The most powerful argument in favor of any religion is how it improves the quality of life of those who practice it. Church, after all, is not just a collection of doctrines and teachings. Church teachings should practically and positively impact the believer’s health and spirituality.
As Seventh-day Adventists, we hold a fundamental belief that “we are to engage in whatever brings our thoughts and bodies into the discipline of Christ, who desires our wholesomeness, joy, and goodness” (Seventh-day Adventist Fundamental Belief #22). The Lord desires for His people “to walk as children of light” (Eph. 5:8, NKJV) and thus “prosper … and be in health, just as [their] soul prospers” (3 John 2, NKJV).
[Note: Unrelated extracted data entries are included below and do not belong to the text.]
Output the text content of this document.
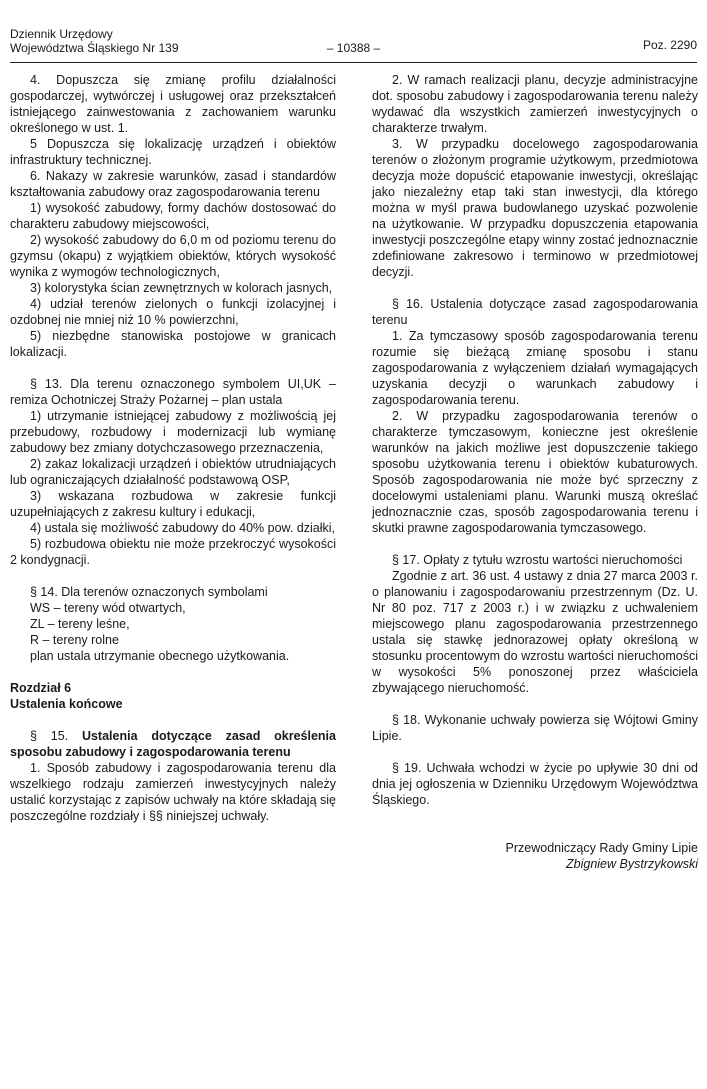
Dziennik Urzędowy
Województwa Śląskiego Nr 139	– 10388 –	Poz. 2290

4. Dopuszcza się zmianę profilu działalności gospodarczej, wytwórczej i usługowej oraz przekształceń istniejącego zainwestowania z zachowaniem warunku określonego w ust. 1.

5 Dopuszcza się lokalizację urządzeń i obiektów infrastruktury technicznej.

6. Nakazy w zakresie warunków, zasad i standardów kształtowania zabudowy oraz zagospodarowania terenu

1) wysokość zabudowy, formy dachów dostosować do charakteru zabudowy miejscowości,

2) wysokość zabudowy do 6,0 m od poziomu terenu do gzymsu (okapu) z wyjątkiem obiektów, których wysokość wynika z wymogów technologicznych,

3) kolorystyka ścian zewnętrznych w kolorach jasnych,

4) udział terenów zielonych o funkcji izolacyjnej i ozdobnej nie mniej niż 10 % powierzchni,

5) niezbędne stanowiska postojowe w granicach lokalizacji.

§ 13. Dla terenu oznaczonego symbolem UI,UK – remiza Ochotniczej Straży Pożarnej – plan ustala

1) utrzymanie istniejącej zabudowy z możliwością jej przebudowy, rozbudowy i modernizacji lub wymianę zabudowy bez zmiany dotychczasowego przeznaczenia,

2) zakaz lokalizacji urządzeń i obiektów utrudniających lub ograniczających działalność podstawową OSP,

3) wskazana rozbudowa w zakresie funkcji uzupełniających z zakresu kultury i edukacji,

4) ustala się możliwość zabudowy do 40% pow. działki,

5) rozbudowa obiektu nie może przekroczyć wysokości 2 kondygnacji.

§ 14. Dla terenów oznaczonych symbolami

WS – tereny wód otwartych,

ZL – tereny leśne,

R – tereny rolne

plan ustala utrzymanie obecnego użytkowania.

Rozdział 6

Ustalenia końcowe

§ 15. Ustalenia dotyczące zasad określenia sposobu zabudowy i zagospodarowania terenu

1. Sposób zabudowy i zagospodarowania terenu dla wszelkiego rodzaju zamierzeń inwestycyjnych należy ustalić korzystając z zapisów uchwały na które składają się poszczególne rozdziały i §§ niniejszej uchwały.

2. W ramach realizacji planu, decyzje administracyjne dot. sposobu zabudowy i zagospodarowania terenu należy wydawać dla wszystkich zamierzeń inwestycyjnych o charakterze trwałym.

3. W przypadku docelowego zagospodarowania terenów o złożonym programie użytkowym, przedmiotowa decyzja może dopuścić etapowanie inwestycji, określając jako niezależny etap taki stan inwestycji, dla którego można w myśl prawa budowlanego uzyskać pozwolenie na użytkowanie. W przypadku dopuszczenia etapowania inwestycji poszczególne etapy winny zostać jednoznacznie zdefiniowane zakresowo i terminowo w przedmiotowej decyzji.

§ 16. Ustalenia dotyczące zasad zagospodarowania terenu

1. Za tymczasowy sposób zagospodarowania terenu rozumie się bieżącą zmianę sposobu i stanu zagospodarowania z wyłączeniem działań wymagających uzyskania decyzji o warunkach zabudowy i zagospodarowania terenu.

2. W przypadku zagospodarowania terenów o charakterze tymczasowym, konieczne jest określenie warunków na jakich możliwe jest dopuszczenie takiego sposobu użytkowania terenu i obiektów kubaturowych. Sposób zagospodarowania nie może być sprzeczny z docelowymi ustaleniami planu. Warunki muszą określać jednoznacznie czas, sposób zagospodarowania terenu i skutki prawne zagospodarowania tymczasowego.

§ 17. Opłaty z tytułu wzrostu wartości nieruchomości

Zgodnie z art. 36 ust. 4 ustawy z dnia 27 marca 2003 r. o planowaniu i zagospodarowaniu przestrzennym (Dz. U. Nr 80 poz. 717 z 2003 r.) i w związku z uchwaleniem miejscowego planu zagospodarowania przestrzennego ustala się stawkę jednorazowej opłaty określoną w stosunku procentowym do wzrostu wartości nieruchomości w wysokości 5% ponoszonej przez właściciela zbywającego nieruchomość.

§ 18. Wykonanie uchwały powierza się Wójtowi Gminy Lipie.

§ 19. Uchwała wchodzi w życie po upływie 30 dni od dnia jej ogłoszenia w Dzienniku Urzędowym Województwa Śląskiego.

Przewodniczący Rady Gminy Lipie

Zbigniew Bystrzykowski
When healthier, we possess clearer minds and sweeter personalities. It makes loving our neighbors and serving God better when our bodies can support us in our ministries on top of our main job.
Raised a secular Jew, Clifford Goldstein writes effusively about how he thanks “God for Seventh-day Adventists and what they have taught me about health.” Now the editor of the Sabbath school Adult Bible Study Guide, Goldstein learned about the health message at the Wildwood Lifestyle Center (Adventist Review, Nov. 2019, p. 49). He became an Adventist in 1980.
Rapid Mission Growth
If the growth and development of Adventism have been consistently rapid, we owe it to our better witnesses and healthy missionaries. Collectively, the Adventist ways of life,
such as tithing and sacrificial giving, forward the church’s mission in spreading its doctrinal message.
Our emphasis on Christian education also “facilitates the development of both individual church members and gospel preachers” (George Knight, Lest We Forget, p. 192). We thus understand how the religious faith and lifestyle package that the Lord has guided our leaders to follow have connections to healthy believers and even corporate growth of
The World Takes Notice
Health experts, too, have noticed the Adventist advantage. They cite lower risk for lifestyle diseases, even cancer, and a longer life expectancy among our people. As of this writing, print and social media brim with such health articles. They always cite vegetarianism, among other key factors, including these “religious” reasons: the Saturday Sabbath as our “weekly date with God,” and love in action through volunteering, humanitarian, and mission work.
“If they can do it, so can you,” says Dan Buettner, who researched the topic and published his findings in National Geographic. Teaching health on our behalf, they are almost saying, “Here is the [Adventist] way, walk ye in it” (Isa. 30:21).
Fit to Reach the World for Christ
In 2020 the world church initiative is Reach the World: Faithfulness in Christian Lifestyle. The goal is for church members to commit to the calling of being “a godly people who think, feel, and act in harmony with biblical principles in all aspects of personal and social life” (Seventh-day Adventist Fundamental Belief #22). But having a Bible-based doctrine and a healthy lifestyle are not the most important issues. The purpose is to point others to Jesus Christ, the Savior. Salvation is only in Him; the solution to the problem of sin, sickness, and death is in Christ alone, who is the "the way, the truth, and the life" (John 14:6).
Live Like Him
Our prayer is for the Spirit to guide us to pattern our lives after Him, to possess the discipline of Christ. Jesus is our ultimate role model, even in diet and exercise (He walked always!). He kept the Sabbath rest and went about doing good. His lifestyle was characterized by love, compassion, service, prayer, sacrifice, holiness, and complete obedience to the Father. His joy was “in the uplifting and redemption of fallen men” (Ellen G. White, Steps to Christ, p. 77).
To live and love like Christ is to “Reach the World” for Him. As Christians, this is our ultimate reason for being.
It won’t be easy, but His commands always have a promise: He will “not forsake His faithful ones” (Ps. 37:28, NIV); He will “prolong your life many years and bring you prosperity” (Prov. 3:2, NIV); He will be with us “even to the end of the age” (Matt. 28:20, NKJV).